At the end of 2022, the Foundation had total assets of approximately $1.3 billion, which ranks the organization among the nation’s 20 largest community foundations. In a year when the S&P was down 18.1 percent, the Foundation’s endowment return was only down 10.6 percent, which ranked in the top quartile of foundations and endowments nationwide. The Foundation’s long-term returns are often in the top decile, with a 20-year annualized return of 8.1 percent.
The Foundation also continued its grant-making in response to the COVID-19 pandemic, including partnering with the state to distribute a total allocation of $20 million in federal America Rescue Plan Act funding with $13.9 million having been committed through February.
The Foundation launched its second very successful Equity Leadership Initiative class. The leadership development program is designed to build a pipeline of future leaders of color for positions of influence throughout the state. In addition, the Foundation offered $2 million in grants to address structural racism through its new Racial Equity and Social Justice Program.
“Correcting the root causes of inequity and addressing disparities are two of our foundational principles, and for years have been central to our work.
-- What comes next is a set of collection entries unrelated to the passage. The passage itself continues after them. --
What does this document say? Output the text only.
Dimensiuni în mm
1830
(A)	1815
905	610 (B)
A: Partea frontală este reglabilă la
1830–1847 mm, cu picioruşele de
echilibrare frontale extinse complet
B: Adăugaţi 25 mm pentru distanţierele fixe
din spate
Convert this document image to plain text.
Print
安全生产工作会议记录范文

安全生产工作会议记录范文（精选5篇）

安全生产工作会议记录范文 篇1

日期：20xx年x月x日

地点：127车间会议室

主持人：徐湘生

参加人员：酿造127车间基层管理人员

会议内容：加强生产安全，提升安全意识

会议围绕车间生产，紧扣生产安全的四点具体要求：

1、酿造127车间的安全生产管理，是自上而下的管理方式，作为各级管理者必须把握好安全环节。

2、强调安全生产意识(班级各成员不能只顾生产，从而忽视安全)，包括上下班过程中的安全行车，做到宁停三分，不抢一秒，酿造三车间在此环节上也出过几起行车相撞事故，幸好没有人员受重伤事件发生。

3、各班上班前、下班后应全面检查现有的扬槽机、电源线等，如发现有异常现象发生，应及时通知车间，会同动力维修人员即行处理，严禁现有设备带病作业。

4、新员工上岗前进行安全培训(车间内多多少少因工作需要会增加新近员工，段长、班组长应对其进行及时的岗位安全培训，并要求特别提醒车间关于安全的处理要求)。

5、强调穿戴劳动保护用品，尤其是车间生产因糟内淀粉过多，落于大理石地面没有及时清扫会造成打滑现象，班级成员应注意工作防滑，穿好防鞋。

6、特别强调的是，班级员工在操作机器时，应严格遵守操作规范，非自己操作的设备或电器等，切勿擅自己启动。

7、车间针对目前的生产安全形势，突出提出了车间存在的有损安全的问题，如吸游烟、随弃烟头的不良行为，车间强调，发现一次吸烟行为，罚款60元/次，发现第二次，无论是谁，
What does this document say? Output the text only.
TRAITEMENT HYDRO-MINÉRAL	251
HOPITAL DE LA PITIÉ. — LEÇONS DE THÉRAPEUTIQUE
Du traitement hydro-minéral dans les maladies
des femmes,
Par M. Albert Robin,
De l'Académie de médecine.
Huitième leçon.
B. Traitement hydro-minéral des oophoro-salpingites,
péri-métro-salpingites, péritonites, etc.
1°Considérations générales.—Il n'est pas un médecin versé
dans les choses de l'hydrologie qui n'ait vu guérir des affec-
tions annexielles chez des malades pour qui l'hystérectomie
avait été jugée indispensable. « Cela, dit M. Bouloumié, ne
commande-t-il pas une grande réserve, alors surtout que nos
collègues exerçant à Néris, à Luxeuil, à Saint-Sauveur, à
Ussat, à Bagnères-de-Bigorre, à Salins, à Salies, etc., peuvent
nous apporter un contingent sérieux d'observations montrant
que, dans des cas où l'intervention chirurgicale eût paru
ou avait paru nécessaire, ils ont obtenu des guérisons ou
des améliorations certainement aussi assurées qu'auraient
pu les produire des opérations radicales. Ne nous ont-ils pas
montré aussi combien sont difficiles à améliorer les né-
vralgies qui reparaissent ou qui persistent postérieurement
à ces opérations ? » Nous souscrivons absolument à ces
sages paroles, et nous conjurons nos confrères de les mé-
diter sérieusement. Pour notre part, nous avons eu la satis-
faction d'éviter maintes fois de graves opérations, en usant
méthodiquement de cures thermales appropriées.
They are values that are at the core of our decisions about how to allocate discretionary funding and civic leadership resources across all our work,” said Steinberg.
In addition to grant-making and fundraising, community leadership is central to the Foundation’s work. In 2022, the Foundation raised $854,761 for its Civic Leadership Fund. This annual fund enables the Foundation to go beyond traditional grant-making to meet emerging opportunities and challenges, and to engage Rhode Islanders in civic and civil dialogue.
“Our Civic Leadership initiatives recognize that progress requires flexibility, innovation and the capacity to respond to key issues of the day. It enables us to take on challenges like addressing the housing shortage, supporting the growth of small businesses in communities of color and jump-starting the life sciences sector,” said Steinberg.
The announcement comes as Steinberg is about to complete his 15-year tenure at the helm of the Foundation. The Foundation’s board of directors selected David N. Cicilline to succeed him as president and CEO after a thorough national search that included significant community input and generated an impressive pool of diverse candidates. Cicilline will begin his service to the Foundation on June 1.